The multivariable analysis suggested several evaluated factors showed significant, independent associations with adherence. Regarding adherence based on SES-index scores, the researchers considered patients with a very low SES-index to show a significantly lower rate of adherence than seen in patients having a very high SES-index (odds ratio [OR], 0.75; 95% CI, 0.56-1.0).

Increasing age was associated with greater adherence. With the age group of 50 to 64 years serving as a reference, patients who were 65 to 84 years of age were more likely to be adherent (OR, 1.71; 95% CI, 1.5-1.94), as were patients who were ≥85 years of age (OR, 2.11; 95% CI, 1.58-2.83). However, patients who were under 50 years of age were less likely to be adherent (OR, 0.79; 95% CI, 0.64-0.97).

Polypharmacy was associated with less adherence. Compared with lacking polypharmacy, patients with mild polypharmacy (characterized by 10-13 classes) were less likely to be adherent (OR, 0.34; 95% CI, 0.29-0.39). Moderate polypharmacy (13-18 classes) was also associated with nonadherence (OR, 0.66; 95% CI, 0.57-0.76), as was extreme polypharmacy (≥19 classes; OR, 0.46; 95% CI, 0.4-0.53).

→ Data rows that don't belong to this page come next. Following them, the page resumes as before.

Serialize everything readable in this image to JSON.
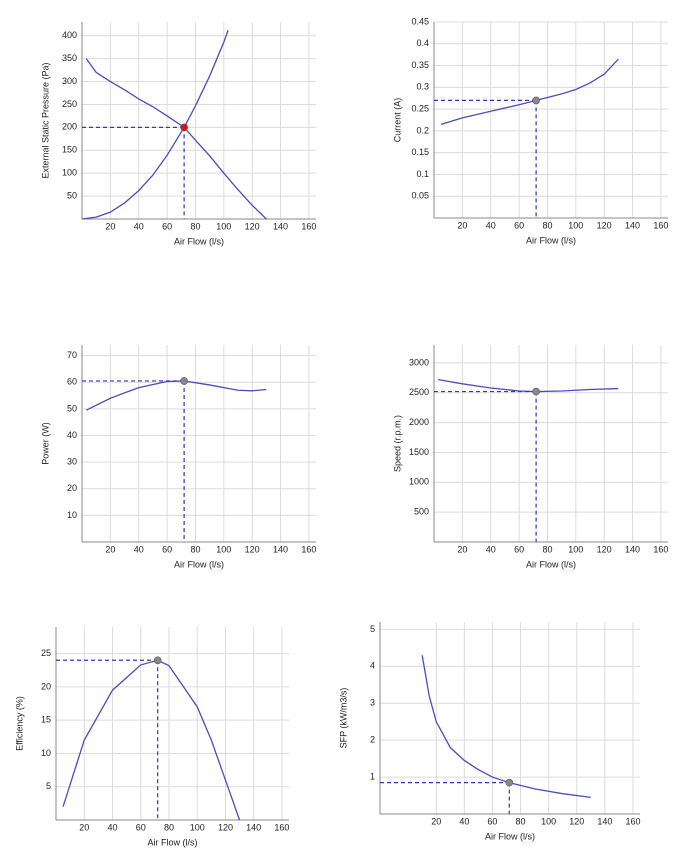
{
  "chart_data": [
    {
      "type": "line",
      "x_label": "Air Flow (l/s)",
      "y_label": "External Static Pressure (Pa)",
      "xlim": [
        0,
        165
      ],
      "ylim": [
        0,
        430
      ],
      "xticks": [
        20,
        40,
        60,
        80,
        100,
        120,
        140,
        160
      ],
      "yticks": [
        50,
        100,
        150,
        200,
        250,
        300,
        350,
        400
      ],
      "grid": true,
      "series": [
        {
          "color": "#4c4cc0",
          "x": [
            3,
            10,
            20,
            30,
            40,
            50,
            60,
            72,
            80,
            90,
            100,
            110,
            120,
            130
          ],
          "values": [
            350,
            320,
            300,
            282,
            262,
            245,
            225,
            200,
            172,
            138,
            100,
            64,
            30,
            0
          ]
        },
        {
          "color": "#4c4cc0",
          "x": [
            0,
            10,
            20,
            30,
            40,
            50,
            60,
            72,
            80,
            90,
            100,
            103
          ],
          "values": [
            0,
            4,
            15,
            35,
            62,
            96,
            139,
            200,
            247,
            312,
            386,
            412
          ]
        }
      ],
      "point": {
        "x": 72,
        "y": 200,
        "color": "#dd1111"
      }
    },
    {
      "type": "line",
      "x_label": "Air Flow (l/s)",
      "y_label": "Current (A)",
      "xlim": [
        0,
        165
      ],
      "ylim": [
        0,
        0.45
      ],
      "xticks": [
        20,
        40,
        60,
        80,
        100,
        120,
        140,
        160
      ],
      "yticks": [
        0.05,
        0.1,
        0.15,
        0.2,
        0.25,
        0.3,
        0.35,
        0.4,
        0.45
      ],
      "grid": true,
      "series": [
        {
          "color": "#4c4cc0",
          "x": [
            5,
            20,
            40,
            60,
            72,
            90,
            100,
            110,
            120,
            130
          ],
          "values": [
            0.215,
            0.23,
            0.245,
            0.26,
            0.27,
            0.285,
            0.295,
            0.31,
            0.33,
            0.365
          ]
        }
      ],
      "point": {
        "x": 72,
        "y": 0.27,
        "color": "#888888"
      }
    },
    {
      "type": "line",
      "x_label": "Air Flow (l/s)",
      "y_label": "Power (W)",
      "xlim": [
        0,
        165
      ],
      "ylim": [
        0,
        74
      ],
      "xticks": [
        20,
        40,
        60,
        80,
        100,
        120,
        140,
        160
      ],
      "yticks": [
        10,
        20,
        30,
        40,
        50,
        60,
        70
      ],
      "grid": true,
      "series": [
        {
          "color": "#4c4cc0",
          "x": [
            3,
            20,
            40,
            60,
            72,
            90,
            110,
            120,
            130
          ],
          "values": [
            49.5,
            54,
            58,
            60.3,
            60.5,
            59,
            57,
            56.8,
            57.3
          ]
        }
      ],
      "point": {
        "x": 72,
        "y": 60.5,
        "color": "#888888"
      }
    },
    {
      "type": "line",
      "x_label": "Air Flow (l/s)",
      "y_label": "Speed (r.p.m.)",
      "xlim": [
        0,
        165
      ],
      "ylim": [
        0,
        3300
      ],
      "xticks": [
        20,
        40,
        60,
        80,
        100,
        120,
        140,
        160
      ],
      "yticks": [
        500,
        1000,
        1500,
        2000,
        2500,
        3000
      ],
      "grid": true,
      "series": [
        {
          "color": "#4c4cc0",
          "x": [
            3,
            20,
            40,
            60,
            72,
            90,
            110,
            130
          ],
          "values": [
            2720,
            2650,
            2580,
            2530,
            2520,
            2530,
            2555,
            2570
          ]
        }
      ],
      "point": {
        "x": 72,
        "y": 2520,
        "color": "#888888"
      }
    },
    {
      "type": "line",
      "x_label": "Air Flow (l/s)",
      "y_label": "Efficiency (%)",
      "xlim": [
        0,
        165
      ],
      "ylim": [
        0,
        29
      ],
      "xticks": [
        20,
        40,
        60,
        80,
        100,
        120,
        140,
        160
      ],
      "yticks": [
        5,
        10,
        15,
        20,
        25
      ],
      "grid": true,
      "series": [
        {
          "color": "#4c4cc0",
          "x": [
            5,
            20,
            40,
            60,
            72,
            80,
            100,
            110,
            120,
            130
          ],
          "values": [
            2,
            12,
            19.5,
            23.3,
            24,
            23.2,
            17,
            12,
            6,
            0
          ]
        }
      ],
      "point": {
        "x": 72,
        "y": 24,
        "color": "#888888"
      }
    },
    {
      "type": "line",
      "x_label": "Air Flow (l/s)",
      "y_label": "SFP (kW/m3/s)",
      "xlim": [
        -20,
        165
      ],
      "ylim": [
        0,
        5.2
      ],
      "xticks": [
        20,
        40,
        60,
        80,
        100,
        120,
        140,
        160
      ],
      "yticks": [
        1,
        2,
        3,
        4,
        5
      ],
      "grid": true,
      "series": [
        {
          "color": "#4c4cc0",
          "x": [
            10,
            15,
            20,
            30,
            40,
            50,
            60,
            72,
            90,
            110,
            130
          ],
          "values": [
            4.3,
            3.2,
            2.5,
            1.8,
            1.45,
            1.2,
            1.0,
            0.85,
            0.68,
            0.55,
            0.45
          ]
        }
      ],
      "point": {
        "x": 72,
        "y": 0.85,
        "color": "#888888"
      }
    }
  ]
}
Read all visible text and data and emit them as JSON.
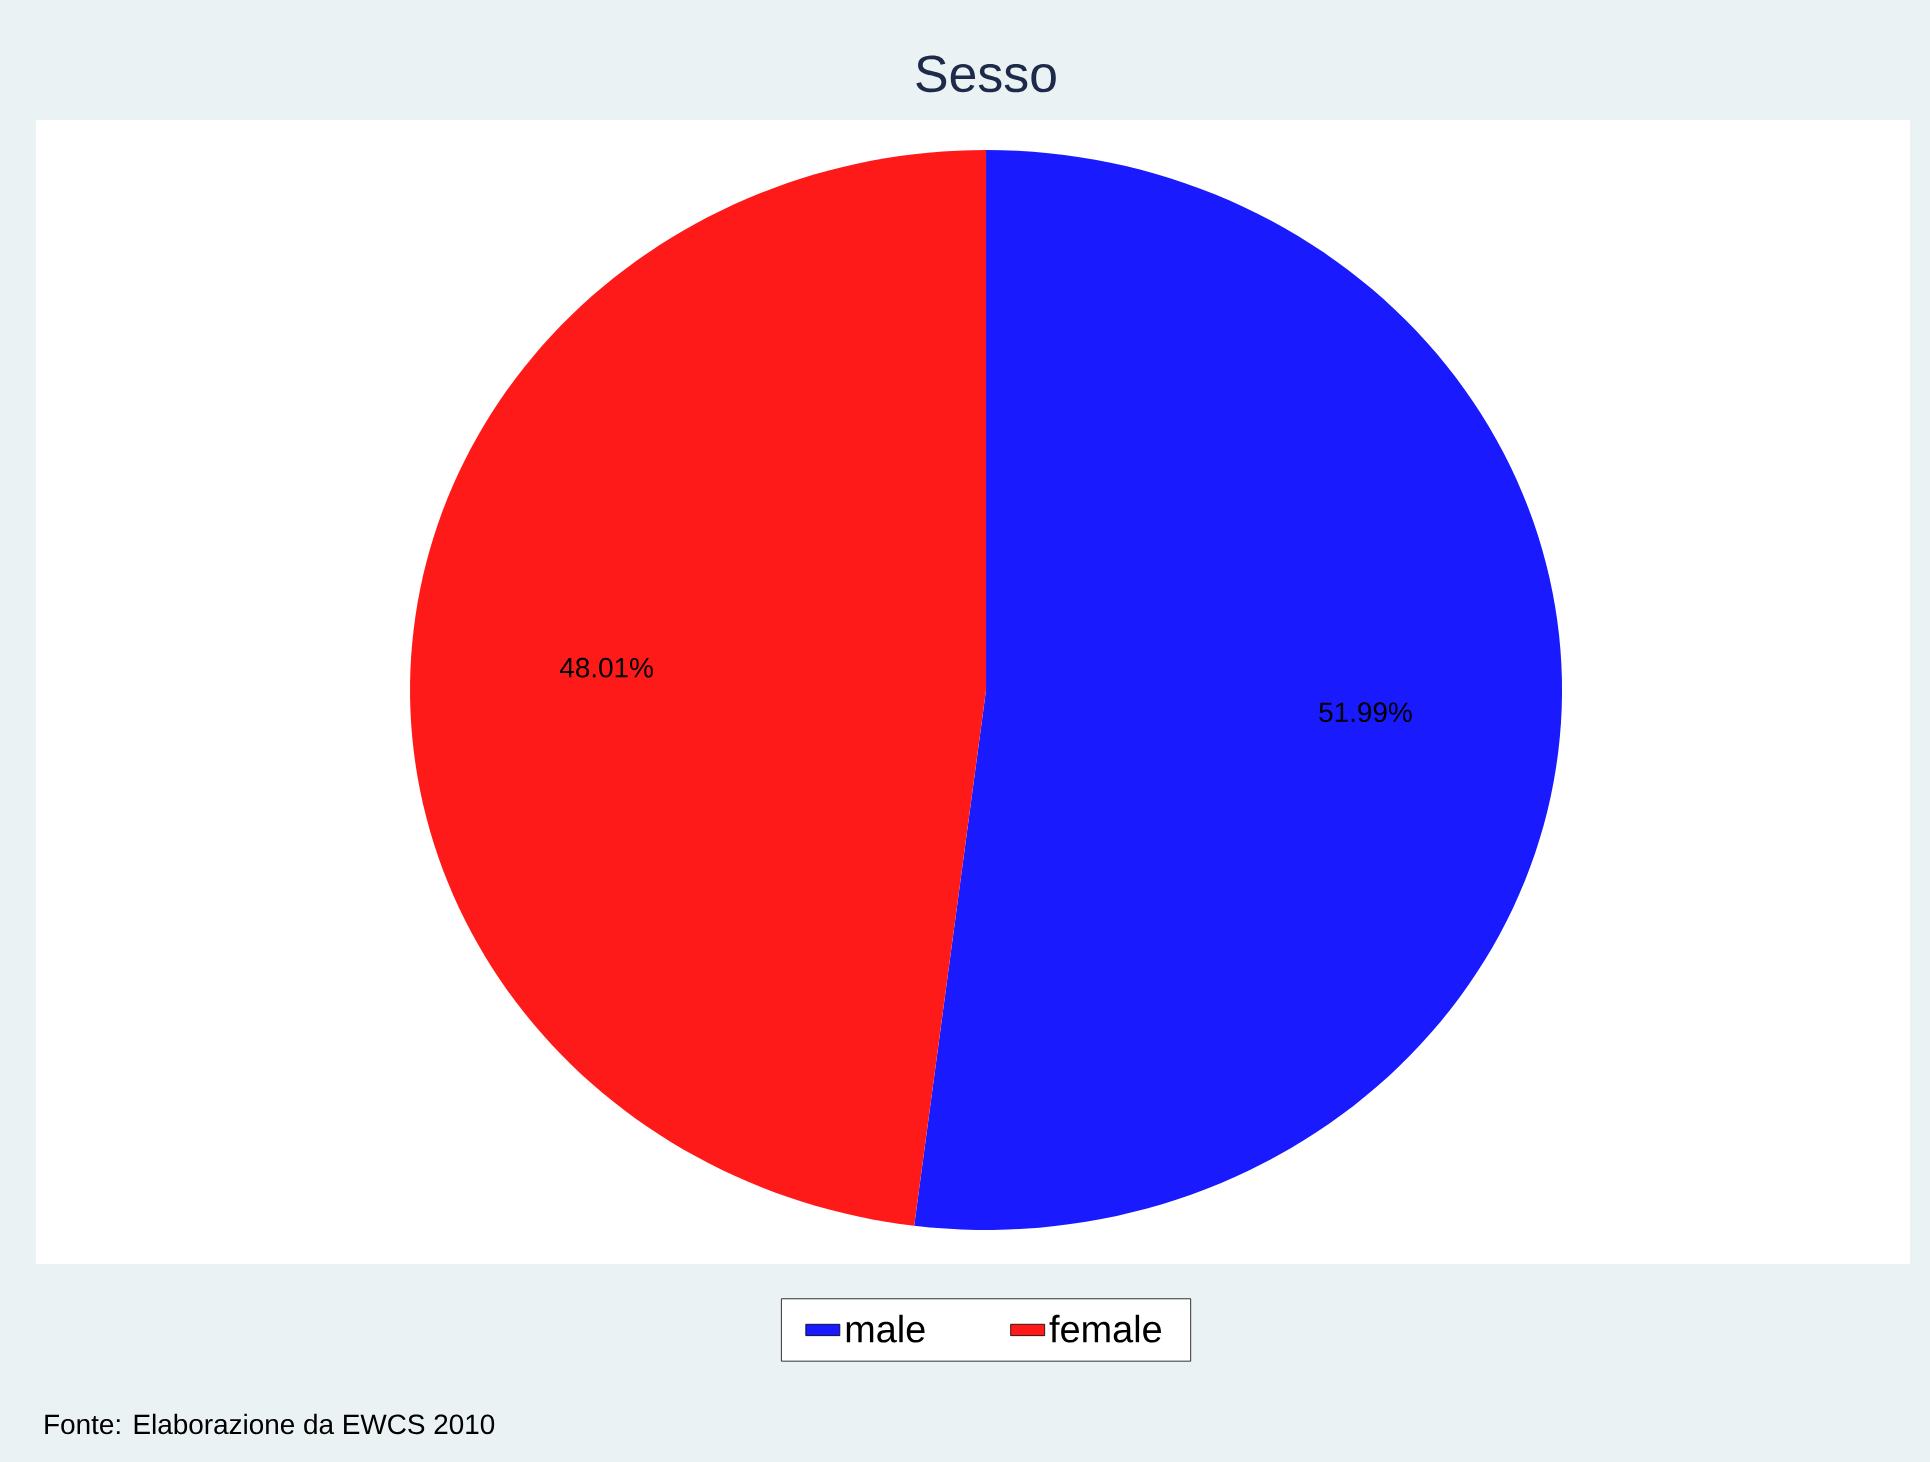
{
  "chart_data": {
    "type": "pie",
    "title": "Sesso",
    "categories": [
      "male",
      "female"
    ],
    "values": [
      51.99,
      48.01
    ],
    "value_labels": [
      "51.99%",
      "48.01%"
    ],
    "colors": [
      "#1a1aff",
      "#ff1a1a"
    ],
    "legend": "bottom",
    "annotations": [
      "Fonte: Elaborazione da EWCS 2010"
    ]
  }
}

The researchers concluded there were not significant relationships with adherence across most SES-indexes, but that patients in Very Low SES zip codes showed significantly less adherence than patients in Very High SES zip codes did. Younger age and polypharmacy were other factors they considered linked to worse adherence.

Disclosures: Some authors have declared affiliations with or received grant support from the pharmaceutical industry. Please refer to the original study for a full list of disclosures.


Rutter W, Prakash S, Cavers W, et al. Association of socioeconomic status with adherence to oral agents in patients with multiple myeloma. Presented at ASCO 2022; June 3-7, 2022. Abstract 8023.